= Norman Reddaway =

British civil servant and diplomat (1918–1999)

George Frank Norman Reddaway (2 May 1918 – 12 October 1999) was a British civil servant and diplomat.

== Career ==
The younger son of William Fiddian Reddaway (1872-1949), Professor of History at Cambridge University, Norman Reddaway attended King's College School, Oundle School, and later gained a Double First in Modern Languages at Cambridge. He joined the British army as a private on the outbreak of war in 1939. He spent most of the wartime years with the GHQ Liaison Regiment, leaving in 1946 with the rank of lieutenant-colonel. In 1946, after serving with the Allied Control Commission, he joined the British Foreign Office.

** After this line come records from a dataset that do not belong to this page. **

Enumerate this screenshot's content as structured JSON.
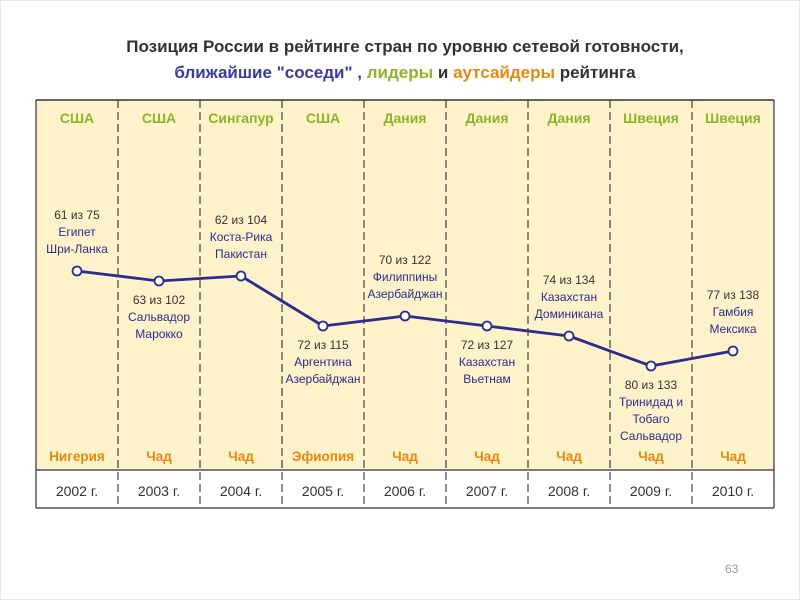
{
  "title": {
    "line1": "Позиция России в рейтинге стран по уровню сетевой готовности,",
    "line2_part1": "ближайшие \"соседи\" , ",
    "line2_part2": "лидеры",
    "line2_part3": " и ",
    "line2_part4": "аутсайдеры",
    "line2_part5": " рейтинга"
  },
  "colors": {
    "background": "#fdf2c9",
    "line": "#2e2c8c",
    "marker_fill": "#ffffff",
    "leader_text": "#8db42a",
    "outsider_text": "#e38a0e",
    "neighbor_text": "#2e2c8c",
    "rank_text": "#333333"
  },
  "chart_data": {
    "type": "line",
    "categories": [
      "2002 г.",
      "2003 г.",
      "2004 г.",
      "2005 г.",
      "2006 г.",
      "2007 г.",
      "2008 г.",
      "2009 г.",
      "2010 г."
    ],
    "series": [
      {
        "values": [
          61,
          63,
          62,
          72,
          70,
          72,
          74,
          80,
          77
        ]
      }
    ],
    "rank_labels": [
      "61 из 75",
      "63 из 102",
      "62 из 104",
      "72 из 115",
      "70 из 122",
      "72 из 127",
      "74 из 134",
      "80 из 133",
      "77 из 138"
    ],
    "neighbors": [
      [
        "Египет",
        "Шри-Ланка"
      ],
      [
        "Сальвадор",
        "Марокко"
      ],
      [
        "Коста-Рика",
        "Пакистан"
      ],
      [
        "Аргентина",
        "Азербайджан"
      ],
      [
        "Филиппины",
        "Азербайджан"
      ],
      [
        "Казахстан",
        "Вьетнам"
      ],
      [
        "Казахстан",
        "Доминикана"
      ],
      [
        "Тринидад и",
        "Тобаго",
        "Сальвадор"
      ],
      [
        "Гамбия",
        "Мексика"
      ]
    ],
    "label_position": [
      "above",
      "below",
      "above",
      "below",
      "above",
      "below",
      "above",
      "below",
      "above"
    ],
    "leaders": [
      "США",
      "США",
      "Сингапур",
      "США",
      "Дания",
      "Дания",
      "Дания",
      "Швеция",
      "Швеция"
    ],
    "outsiders": [
      "Нигерия",
      "Чад",
      "Чад",
      "Эфиопия",
      "Чад",
      "Чад",
      "Чад",
      "Чад",
      "Чад"
    ],
    "y_reversed": true,
    "grid": false
  },
  "page_number": "63"
}
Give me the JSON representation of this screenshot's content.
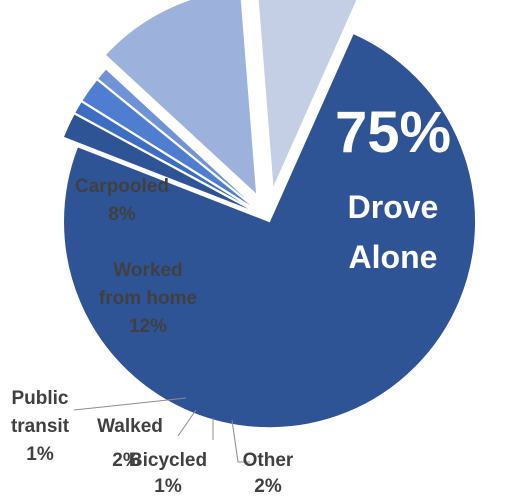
{
  "chart_data": {
    "type": "pie",
    "exploded": true,
    "slices": [
      {
        "name": "Drove Alone",
        "value": 75,
        "pct_label": "75%",
        "lines": [
          "Drove",
          "Alone"
        ],
        "color": "#2e5495",
        "text_color": "#ffffff"
      },
      {
        "name": "Other",
        "value": 2,
        "pct_label": "2%",
        "lines": [
          "Other"
        ],
        "color": "#2e5495",
        "text_color": "#404040"
      },
      {
        "name": "Bicycled",
        "value": 1,
        "pct_label": "1%",
        "lines": [
          "Bicycled"
        ],
        "color": "#3d6ec4",
        "text_color": "#404040"
      },
      {
        "name": "Walked",
        "value": 2,
        "pct_label": "2%",
        "lines": [
          "Walked"
        ],
        "color": "#4f7ed0",
        "text_color": "#404040"
      },
      {
        "name": "Public transit",
        "value": 1,
        "pct_label": "1%",
        "lines": [
          "Public",
          "transit"
        ],
        "color": "#6f93d6",
        "text_color": "#404040"
      },
      {
        "name": "Worked from home",
        "value": 12,
        "pct_label": "12%",
        "lines": [
          "Worked",
          "from home"
        ],
        "color": "#9cb1db",
        "text_color": "#404040"
      },
      {
        "name": "Carpooled",
        "value": 8,
        "pct_label": "8%",
        "lines": [
          "Carpooled"
        ],
        "color": "#c4cfe6",
        "text_color": "#404040"
      }
    ]
  }
}
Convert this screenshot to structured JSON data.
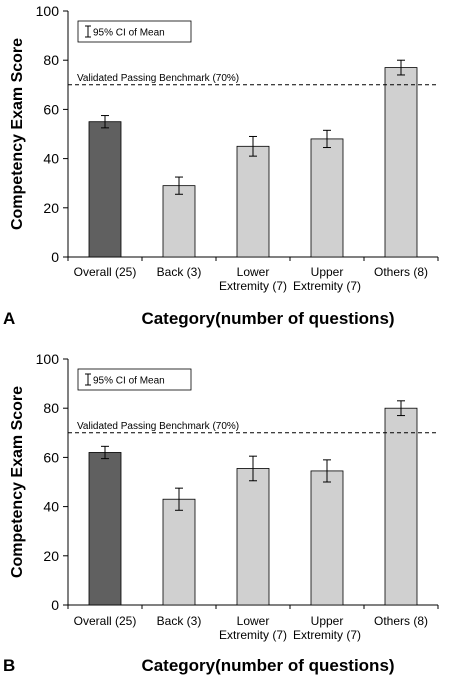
{
  "chart_data": [
    {
      "type": "bar",
      "panel_label": "A",
      "categories": [
        [
          "Overall (25)"
        ],
        [
          "Back (3)"
        ],
        [
          "Lower",
          "Extremity (7)"
        ],
        [
          "Upper",
          "Extremity (7)"
        ],
        [
          "Others (8)"
        ]
      ],
      "values": [
        55,
        29,
        45,
        48,
        77
      ],
      "error": [
        2.5,
        3.5,
        4,
        3.5,
        3
      ],
      "bar_colors": [
        "#606060",
        "#d0d0d0",
        "#d0d0d0",
        "#d0d0d0",
        "#d0d0d0"
      ],
      "ylabel": "Competency Exam Score",
      "xlabel": "Category(number of questions)",
      "ylim": [
        0,
        100
      ],
      "yticks": [
        0,
        20,
        40,
        60,
        80,
        100
      ],
      "benchmark": {
        "value": 70,
        "label": "Validated Passing Benchmark (70%)"
      },
      "legend": {
        "label": "95% CI of Mean",
        "position": "top-left"
      },
      "grid": false
    },
    {
      "type": "bar",
      "panel_label": "B",
      "categories": [
        [
          "Overall (25)"
        ],
        [
          "Back (3)"
        ],
        [
          "Lower",
          "Extremity (7)"
        ],
        [
          "Upper",
          "Extremity (7)"
        ],
        [
          "Others (8)"
        ]
      ],
      "values": [
        62,
        43,
        55.5,
        54.5,
        80
      ],
      "error": [
        2.5,
        4.5,
        5,
        4.5,
        3
      ],
      "bar_colors": [
        "#606060",
        "#d0d0d0",
        "#d0d0d0",
        "#d0d0d0",
        "#d0d0d0"
      ],
      "ylabel": "Competency Exam Score",
      "xlabel": "Category(number of questions)",
      "ylim": [
        0,
        100
      ],
      "yticks": [
        0,
        20,
        40,
        60,
        80,
        100
      ],
      "benchmark": {
        "value": 70,
        "label": "Validated Passing Benchmark (70%)"
      },
      "legend": {
        "label": "95% CI of Mean",
        "position": "top-left"
      },
      "grid": false
    }
  ]
}
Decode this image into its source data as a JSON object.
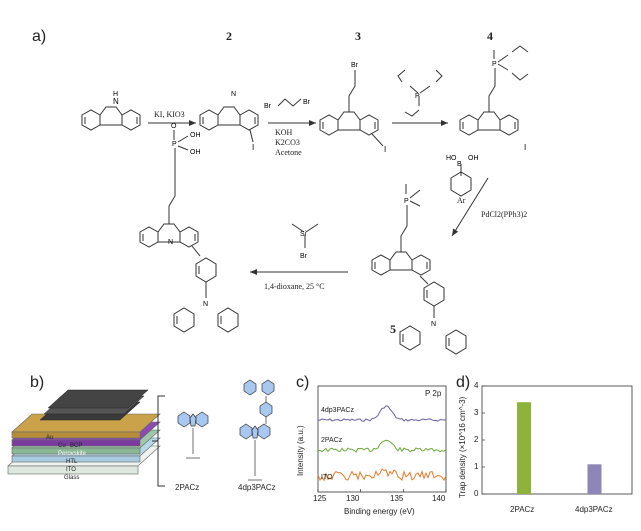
{
  "panels": {
    "a": "a)",
    "b": "b)",
    "c": "c)",
    "d": "d)"
  },
  "scheme": {
    "compounds": {
      "c2": "2",
      "c3": "3",
      "c4": "4",
      "c5": "5"
    },
    "step1": "KI, KIO3",
    "step2_top": "Br",
    "step2_top2": "Br",
    "step2_lines": [
      "KOH",
      "K2CO3",
      "Acetone"
    ],
    "step4_lines": [
      "Ar"
    ],
    "step4_cat": "PdCl2(PPh3)2",
    "step5": "1,4-dioxane, 25 °C",
    "atoms": {
      "N": "N",
      "H": "H",
      "I": "I",
      "Br": "Br",
      "Si": "Si",
      "P": "P",
      "O": "O",
      "OH": "OH",
      "B": "B",
      "HO": "HO"
    }
  },
  "device": {
    "layers": [
      "Au",
      "Cu",
      "BCP",
      "Perovskite",
      "HTL",
      "ITO",
      "Glass"
    ],
    "molecules": [
      "2PACz",
      "4dp3PACz"
    ]
  },
  "xps": {
    "title": "P 2p",
    "xlabel": "Binding energy (eV)",
    "ylabel": "Intensity (a.u.)",
    "xticks": [
      "125",
      "130",
      "135",
      "140"
    ],
    "labels": [
      "4dp3PACz",
      "2PACz",
      "ITO"
    ]
  },
  "chart_data": {
    "type": "bar",
    "categories": [
      "2PACz",
      "4dp3PACz"
    ],
    "values": [
      3.4,
      1.1
    ],
    "ylabel": "Trap density (×10^16 cm^-3)",
    "ylim": [
      0,
      4
    ],
    "yticks": [
      "0",
      "1",
      "2",
      "3",
      "4"
    ],
    "colors": [
      "#8db33a",
      "#8f86b8"
    ]
  }
}
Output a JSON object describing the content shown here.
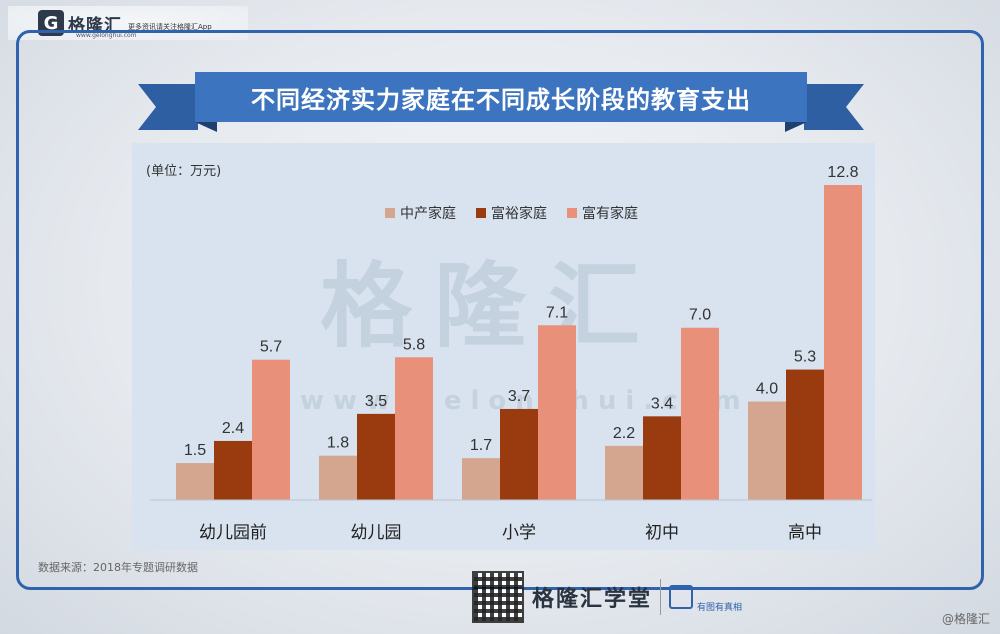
{
  "brand": {
    "logo_letter": "G",
    "name": "格隆汇",
    "url": "www.gelonghui.com",
    "tagline": "更多资讯请关注格隆汇App"
  },
  "title": "不同经济实力家庭在不同成长阶段的教育支出",
  "watermark": {
    "text": "格隆汇",
    "url": "www.gelonghui.com"
  },
  "source": "数据来源：2018年专题调研数据",
  "footer": {
    "brand": "格隆汇学堂",
    "tag": "有图有真相"
  },
  "credit": "@格隆汇",
  "colors": {
    "frame": "#2f63ad",
    "banner": "#3d74bf",
    "panel": "#d8e3ef"
  },
  "chart_data": {
    "type": "bar",
    "unit_label": "(单位：万元)",
    "categories": [
      "幼儿园前",
      "幼儿园",
      "小学",
      "初中",
      "高中"
    ],
    "series": [
      {
        "name": "中产家庭",
        "color": "#d4a58f",
        "values": [
          1.5,
          1.8,
          1.7,
          2.2,
          4.0
        ]
      },
      {
        "name": "富裕家庭",
        "color": "#993b0e",
        "values": [
          2.4,
          3.5,
          3.7,
          3.4,
          5.3
        ]
      },
      {
        "name": "富有家庭",
        "color": "#e8907a",
        "values": [
          5.7,
          5.8,
          7.1,
          7.0,
          12.8
        ]
      }
    ],
    "ylim": [
      0,
      12.8
    ],
    "legend_position": "top",
    "grid": false
  }
}
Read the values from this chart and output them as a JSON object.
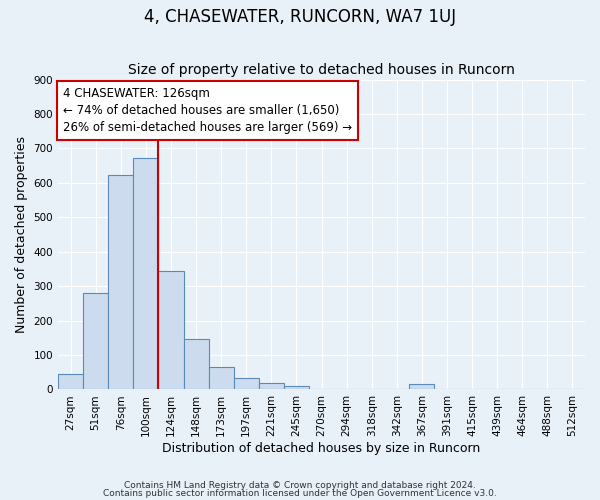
{
  "title": "4, CHASEWATER, RUNCORN, WA7 1UJ",
  "subtitle": "Size of property relative to detached houses in Runcorn",
  "xlabel": "Distribution of detached houses by size in Runcorn",
  "ylabel": "Number of detached properties",
  "bar_color": "#ccdcee",
  "bar_edge_color": "#5a8ab8",
  "bin_labels": [
    "27sqm",
    "51sqm",
    "76sqm",
    "100sqm",
    "124sqm",
    "148sqm",
    "173sqm",
    "197sqm",
    "221sqm",
    "245sqm",
    "270sqm",
    "294sqm",
    "318sqm",
    "342sqm",
    "367sqm",
    "391sqm",
    "415sqm",
    "439sqm",
    "464sqm",
    "488sqm",
    "512sqm"
  ],
  "bar_values": [
    45,
    280,
    622,
    672,
    345,
    147,
    65,
    32,
    18,
    10,
    0,
    0,
    0,
    0,
    15,
    0,
    0,
    0,
    0,
    0,
    0
  ],
  "property_bin_index": 4,
  "annotation_line1": "4 CHASEWATER: 126sqm",
  "annotation_line2": "← 74% of detached houses are smaller (1,650)",
  "annotation_line3": "26% of semi-detached houses are larger (569) →",
  "vline_color": "#cc0000",
  "annotation_box_facecolor": "#ffffff",
  "annotation_box_edgecolor": "#cc0000",
  "ylim": [
    0,
    900
  ],
  "yticks": [
    0,
    100,
    200,
    300,
    400,
    500,
    600,
    700,
    800,
    900
  ],
  "footnote1": "Contains HM Land Registry data © Crown copyright and database right 2024.",
  "footnote2": "Contains public sector information licensed under the Open Government Licence v3.0.",
  "background_color": "#e8f0f8",
  "title_fontsize": 12,
  "subtitle_fontsize": 10,
  "axis_label_fontsize": 9,
  "tick_fontsize": 7.5,
  "annotation_fontsize": 8.5,
  "footnote_fontsize": 6.5
}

Under Under-Secretary of State Christopher Mayhew, Reddaway co-founded the Information Research Department (IRD), a secret Cold War propaganda department of the British Foreign Office. Mayhew and Reddaway had served together in GHQ Liaison Regiment.

Reddaway was also instrumental in providing anti-Communist propaganda in Indonesia during the 30 September Movement. The Foreign Office gave Reddaway a budget of £100,000 and told him "to do anything [he] could do to get rid of Sukarno". At the end of his career in the UK Foreign Office, he took charge of its information departments, which involved liaising with the BBC overseas services.

From 1974 to 1978, Reddaway was British Ambassador to Poland.

==Personal==
Norman Reddaway's son David also became an ambassador.